The trauma of that experience isn’t enough to derail the romance, which unfolds to the chagrin of Eugenia’s brother, Edgar (Douglas Henshall), who considers William an unfit suitor. Edgar’s sneering insults grow more and more provocative, but William resists his verbal exhortations to physical battle and marries Eugenia. His assimilation into the family is thus made literal, and Harald seems rather fond of the young man — but Edgar won’t let up, spouting continually about how little William knows of the world, and the significance of his improper breeding.
This socio-scientific Darwinism is as much a key to Angels and Insects as are the butterfly and ant-farm metaphors (when Eugenia proves herself to be less than an ideal lover, William bides his time with a detailed study of an ant colony on the estate). For the first hour or so, I was sitting on the edge of my seat, gamely tracking all of the asides, double entendres, and allegorical declamations. Philip Haas’s screenplay tries to cram all the thematic concerns of its source material (the novella Morpho Eugenia, by retro-Victorian scribe A.S. Byatt) into the two-hour space of a feature film, but it’s a little much.
Those concerns spill over from the story and dialogue into the film’s visual grammar, as well. While the overall production design is sumptuous and striking, the movie’s infatuation with its own color sceme grows tiring.

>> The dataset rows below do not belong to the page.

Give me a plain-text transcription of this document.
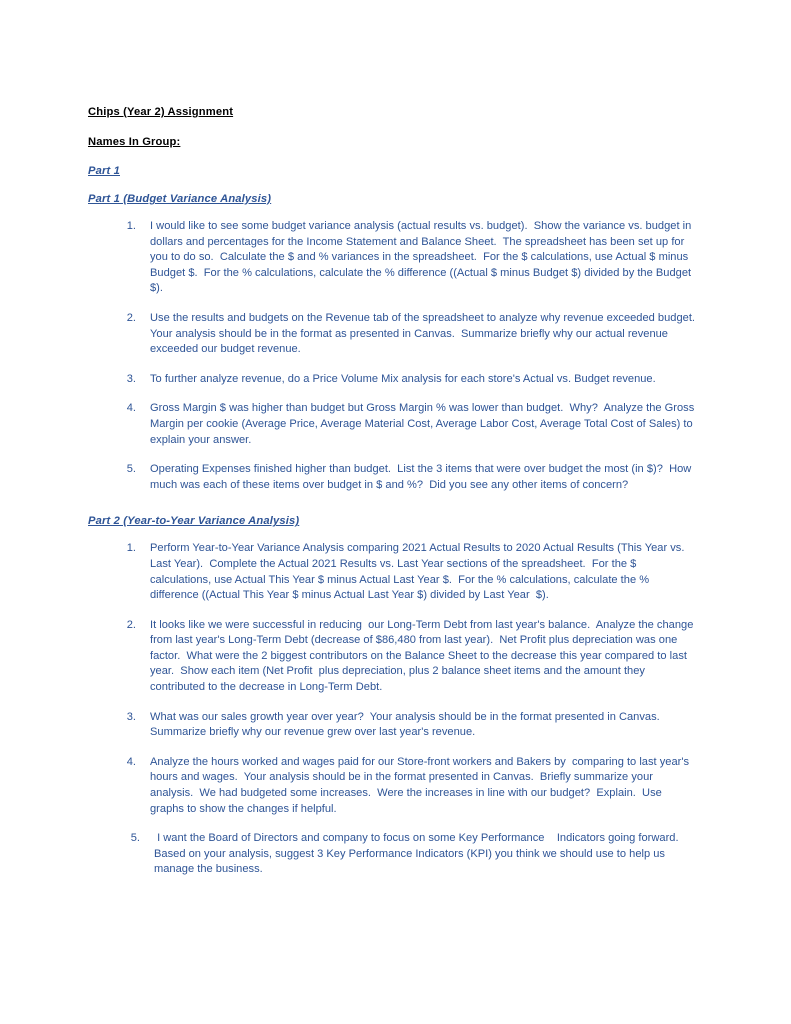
Chips (Year 2) Assignment
Names In Group:
Part 1
Part 1 (Budget Variance Analysis)
1. I would like to see some budget variance analysis (actual results vs. budget).  Show the variance vs. budget in dollars and percentages for the Income Statement and Balance Sheet.  The spreadsheet has been set up for you to do so.  Calculate the $ and % variances in the spreadsheet.  For the $ calculations, use Actual $ minus Budget $.  For the % calculations, calculate the % difference ((Actual $ minus Budget $) divided by the Budget $).
2. Use the results and budgets on the Revenue tab of the spreadsheet to analyze why revenue exceeded budget.   Your analysis should be in the format as presented in Canvas.  Summarize briefly why our actual revenue exceeded our budget revenue.
3. To further analyze revenue, do a Price Volume Mix analysis for each store's Actual vs. Budget revenue.
4. Gross Margin $ was higher than budget but Gross Margin % was lower than budget.  Why?  Analyze the Gross Margin per cookie (Average Price, Average Material Cost, Average Labor Cost, Average Total Cost of Sales) to explain your answer.
5. Operating Expenses finished higher than budget.  List the 3 items that were over budget the most (in $)?  How much was each of these items over budget in $ and %?  Did you see any other items of concern?
Part 2 (Year-to-Year Variance Analysis)
1. Perform Year-to-Year Variance Analysis comparing 2021 Actual Results to 2020 Actual Results (This Year vs. Last Year).  Complete the Actual 2021 Results vs. Last Year sections of the spreadsheet.  For the $ calculations, use Actual This Year $ minus Actual Last Year $.  For the % calculations, calculate the % difference ((Actual This Year $ minus Actual Last Year $) divided by Last Year  $).
2. It looks like we were successful in reducing  our Long-Term Debt from last year's balance.  Analyze the change from last year's Long-Term Debt (decrease of $86,480 from last year).  Net Profit plus depreciation was one factor.  What were the 2 biggest contributors on the Balance Sheet to the decrease this year compared to last year.  Show each item (Net Profit  plus depreciation, plus 2 balance sheet items and the amount they contributed to the decrease in Long-Term Debt.
3. What was our sales growth year over year?  Your analysis should be in the format presented in Canvas.  Summarize briefly why our revenue grew over last year's revenue.
4. Analyze the hours worked and wages paid for our Store-front workers and Bakers by  comparing to last year's hours and wages.  Your analysis should be in the format presented in Canvas.  Briefly summarize your analysis.  We had budgeted some increases.  Were the increases in line with our budget?  Explain.  Use graphs to show the changes if helpful.
5. I want the Board of Directors and company to focus on some Key Performance    Indicators going forward.  Based on your analysis, suggest 3 Key Performance Indicators (KPI) you think we should use to help us manage the business.
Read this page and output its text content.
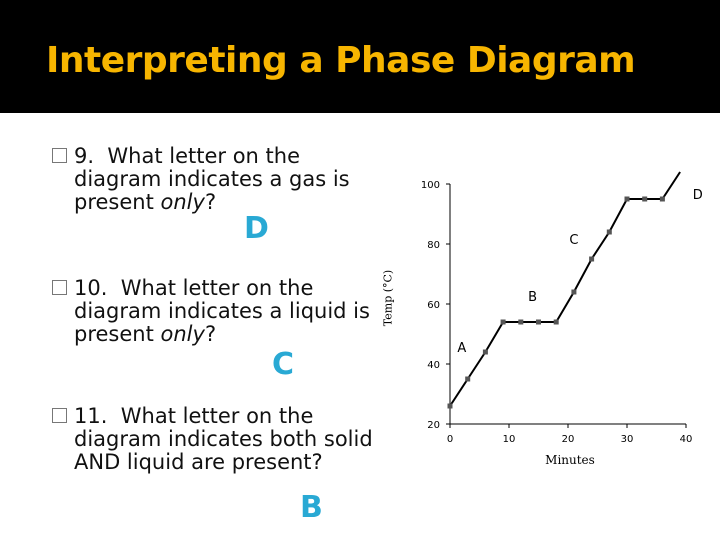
Interpreting a Phase Diagram
9. What letter on the
diagram indicates a gas is present only?
D
10. What letter on the
diagram indicates a liquid is present only?
C
11. What letter on the
diagram indicates both solid AND liquid are present?
B
Temp (°C)
100
80
60
40
20
0	10	20	30	40
A
B
C
D
Minutes
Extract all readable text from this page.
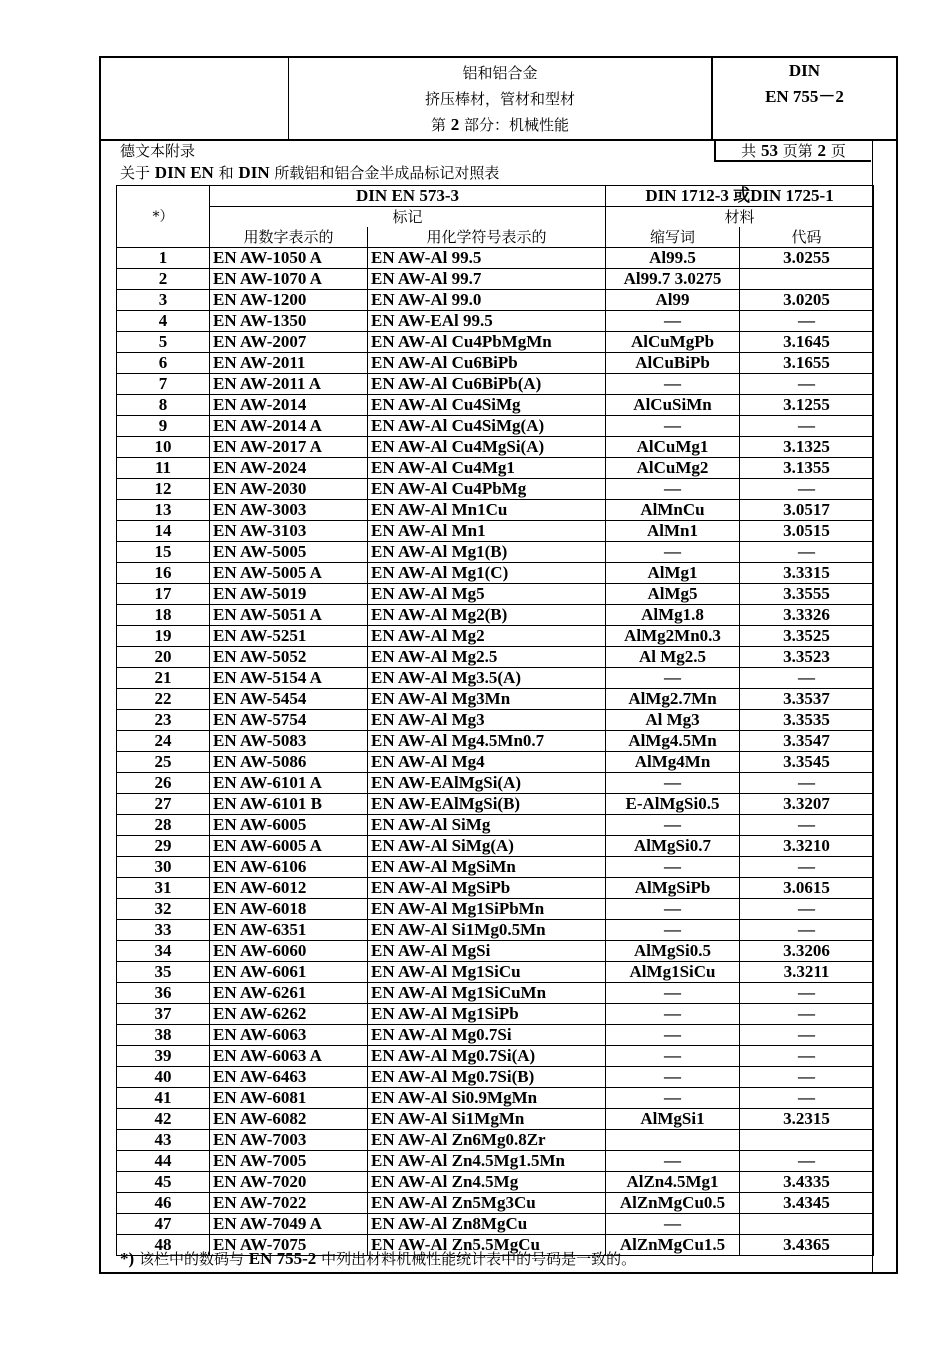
铝和铝合金
挤压棒材，管材和型材
第 2 部分：机械性能
DIN
EN 755－2
德文本附录	共 53 页第 2 页
关于 DIN EN 和 DIN 所载铝和铝合金半成品标记对照表
*）	DIN EN 573-3		DIN 1712-3 或DIN 1725-1	
	标记		材料	
	用数字表示的	用化学符号表示的	缩写词	代码
1	EN AW-1050 A	EN AW-Al 99.5	Al99.5	3.0255
2	EN AW-1070 A	EN AW-Al 99.7	Al99.7 3.0275	
3	EN AW-1200	EN AW-Al 99.0	Al99	3.0205
4	EN AW-1350	EN AW-EAl 99.5	—	—
5	EN AW-2007	EN AW-Al Cu4PbMgMn	AlCuMgPb	3.1645
6	EN AW-2011	EN AW-Al Cu6BiPb	AlCuBiPb	3.1655
7	EN AW-2011 A	EN AW-Al Cu6BiPb(A)	—	—
8	EN AW-2014	EN AW-Al Cu4SiMg	AlCuSiMn	3.1255
9	EN AW-2014 A	EN AW-Al Cu4SiMg(A)	—	—
10	EN AW-2017 A	EN AW-Al Cu4MgSi(A)	AlCuMg1	3.1325
11	EN AW-2024	EN AW-Al Cu4Mg1	AlCuMg2	3.1355
12	EN AW-2030	EN AW-Al Cu4PbMg	—	—
13	EN AW-3003	EN AW-Al Mn1Cu	AlMnCu	3.0517
14	EN AW-3103	EN AW-Al Mn1	AlMn1	3.0515
15	EN AW-5005	EN AW-Al Mg1(B)	—	—
16	EN AW-5005 A	EN AW-Al Mg1(C)	AlMg1	3.3315
17	EN AW-5019	EN AW-Al Mg5	AlMg5	3.3555
18	EN AW-5051 A	EN AW-Al Mg2(B)	AlMg1.8	3.3326
19	EN AW-5251	EN AW-Al Mg2	AlMg2Mn0.3	3.3525
20	EN AW-5052	EN AW-Al Mg2.5	Al Mg2.5	3.3523
21	EN AW-5154 A	EN AW-Al Mg3.5(A)	—	—
22	EN AW-5454	EN AW-Al Mg3Mn	AlMg2.7Mn	3.3537
23	EN AW-5754	EN AW-Al Mg3	Al Mg3	3.3535
24	EN AW-5083	EN AW-Al Mg4.5Mn0.7	AlMg4.5Mn	3.3547
25	EN AW-5086	EN AW-Al Mg4	AlMg4Mn	3.3545
26	EN AW-6101 A	EN AW-EAlMgSi(A)	—	—
27	EN AW-6101 B	EN AW-EAlMgSi(B)	E-AlMgSi0.5	3.3207
28	EN AW-6005	EN AW-Al SiMg	—	—
29	EN AW-6005 A	EN AW-Al SiMg(A)	AlMgSi0.7	3.3210
30	EN AW-6106	EN AW-Al MgSiMn	—	—
31	EN AW-6012	EN AW-Al MgSiPb	AlMgSiPb	3.0615
32	EN AW-6018	EN AW-Al Mg1SiPbMn	—	—
33	EN AW-6351	EN AW-Al Si1Mg0.5Mn	—	—
34	EN AW-6060	EN AW-Al MgSi	AlMgSi0.5	3.3206
35	EN AW-6061	EN AW-Al Mg1SiCu	AlMg1SiCu	3.3211
36	EN AW-6261	EN AW-Al Mg1SiCuMn	—	—
37	EN AW-6262	EN AW-Al Mg1SiPb	—	—
38	EN AW-6063	EN AW-Al Mg0.7Si	—	—
39	EN AW-6063 A	EN AW-Al Mg0.7Si(A)	—	—
40	EN AW-6463	EN AW-Al Mg0.7Si(B)	—	—
41	EN AW-6081	EN AW-Al Si0.9MgMn	—	—
42	EN AW-6082	EN AW-Al Si1MgMn	AlMgSi1	3.2315
43	EN AW-7003	EN AW-Al Zn6Mg0.8Zr		
44	EN AW-7005	EN AW-Al Zn4.5Mg1.5Mn	—	—
45	EN AW-7020	EN AW-Al Zn4.5Mg	AlZn4.5Mg1	3.4335
46	EN AW-7022	EN AW-Al Zn5Mg3Cu	AlZnMgCu0.5	3.4345
47	EN AW-7049 A	EN AW-Al Zn8MgCu	—	
48	EN AW-7075	EN AW-Al Zn5.5MgCu	AlZnMgCu1.5	3.4365
*) 该栏中的数码与 EN 755-2 中列出材料机械性能统计表中的号码是一致的。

For instance, when Kensit turns up in one of her show-stopping gowns, an unlikely peacock blue fringed in blood red, the effect is an imperfect distillation of the Peter Greenaway Effect — decidely garish in appearance, but relatively graceless in execution. More effective for my money is the less specific sense of dread that infuses the proceedings, especially in the scenes leading up to the marriage of the unlikely lovers.
So maybe it’s because the film wore me out in its first section that I found the second half fairly tedious. It’s mostly a waiting game. We know that Kristin Scott Thomas (she plays Matty Crampton, the family tutor) gets billing above Kensit, so her role will soon become prominent. The ad campaign has assured us that there’s a “startling” revelation in the final reels, but the punch is telegraphed across most of the movie. And, of course, we know that something’s got to give — and it does.
That having been said, the movie does have its pleasures. The performances are decidedly less mannered than we’ve come to expect from costume drama, and Rylance and Henshall make deliciously credible intellectual adversaries. I’ll even go out on a limb for Kensit, whose vaguely unsettling concupiscent charms have never before been put to such perfect use. The cinematography is lush and surprising, and the atmosphere is boldly creepy.
The opening credits sequence, which flash back to Adamson and a troupe of Amazonian dancers frolicking in the firelight, is more honestly sexual than anything that follows, and we get the sense that he was never happier than he was among the natives (as if to underscore the point, the titular letters spelling out Angels cross the screen in front of the dancers). This sequence, beautifully edited by the director’s wife, Belinda Haas, helps us understand the libidinous freedom that Adamson craves, even as he takes a luscious wife in an ostensible paradise. While the inhabitants of a less seething Victorian tableaux might negotiate apparently charmed paths to a satisfying but unlikely happy ending, we are made to grow more and more certain that the only resolution to the Victorian dilemma postulated by Angels and Insects is escape.